Three Dimensional Heisenberg Spin Glass Models with and without Random Anisotropy

TL;DR

This study reexamines the spin glass phase transition in three-dimensional Heisenberg models with and without random anisotropy, using new and existing methods to clarify the existence and temperature of the transition.

Contribution

It introduces a new lattice stiffness-based method and provides evidence supporting the occurrence of a spin glass transition in the 3D Heisenberg model without anisotropy.

Findings

Positive stiffness exponent indicating transition presence

Transition temperature estimated around 0.18-0.19J

Supports the existence of a spin glass phase transition in 3D Heisenberg models

Abstract

We reexamine the spin glass (SG) phase transition of the $\pm J$ Heisenberg models with and without the random anisotropy $D$ in three dimensions ($d = 3$) using complementary two methods, i.e., (i) the defect energy method and (ii) the Monte Carlo method. We reveal that the conventional defect energy method is not convincing and propose a new method which considers the stiffness of the lattice itself.

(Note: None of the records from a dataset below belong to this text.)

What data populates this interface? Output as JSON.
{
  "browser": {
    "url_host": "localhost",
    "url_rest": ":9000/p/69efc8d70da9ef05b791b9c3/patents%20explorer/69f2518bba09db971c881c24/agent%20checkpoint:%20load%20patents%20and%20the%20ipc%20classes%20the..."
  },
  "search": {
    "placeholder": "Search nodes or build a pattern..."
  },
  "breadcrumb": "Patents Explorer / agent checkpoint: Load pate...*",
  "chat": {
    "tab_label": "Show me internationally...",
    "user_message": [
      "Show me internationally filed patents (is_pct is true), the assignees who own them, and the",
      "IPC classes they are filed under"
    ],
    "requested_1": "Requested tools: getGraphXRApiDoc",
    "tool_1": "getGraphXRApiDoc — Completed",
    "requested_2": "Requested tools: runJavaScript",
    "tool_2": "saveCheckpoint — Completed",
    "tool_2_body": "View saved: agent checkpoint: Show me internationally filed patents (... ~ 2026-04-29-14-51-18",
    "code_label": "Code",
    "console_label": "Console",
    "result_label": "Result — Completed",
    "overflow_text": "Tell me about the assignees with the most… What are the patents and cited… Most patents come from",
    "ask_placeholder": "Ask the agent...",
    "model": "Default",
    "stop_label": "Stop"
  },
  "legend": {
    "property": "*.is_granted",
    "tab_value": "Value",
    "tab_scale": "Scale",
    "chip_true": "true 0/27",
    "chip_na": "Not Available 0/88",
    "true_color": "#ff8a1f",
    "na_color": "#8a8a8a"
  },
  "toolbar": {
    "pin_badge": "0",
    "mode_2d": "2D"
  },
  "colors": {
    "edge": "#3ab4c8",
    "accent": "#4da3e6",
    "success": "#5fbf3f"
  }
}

Using the method, we show that the stiffness exponent $\theta$ has a positive value ($\theta > 0$) even when $D = 0$. Considering the stiffness at finite temperatures, we obtain the SG phase transition temperature of $T_{\rm SG} \sim 0.19J$ for $D = 0$. On the other hand, a large scale MC simulation shows that, in contrary to the previous results, a scaling plot of the SG susceptibility $\chi_{\rm SG}$ for $D = 0$ is obtained using almost the same transiton temperature of $T_{\rm SG} \sim 0.18J$. Hence we believe that the SG phase transition occurs in the Heisenberg SG model in $d = 3$.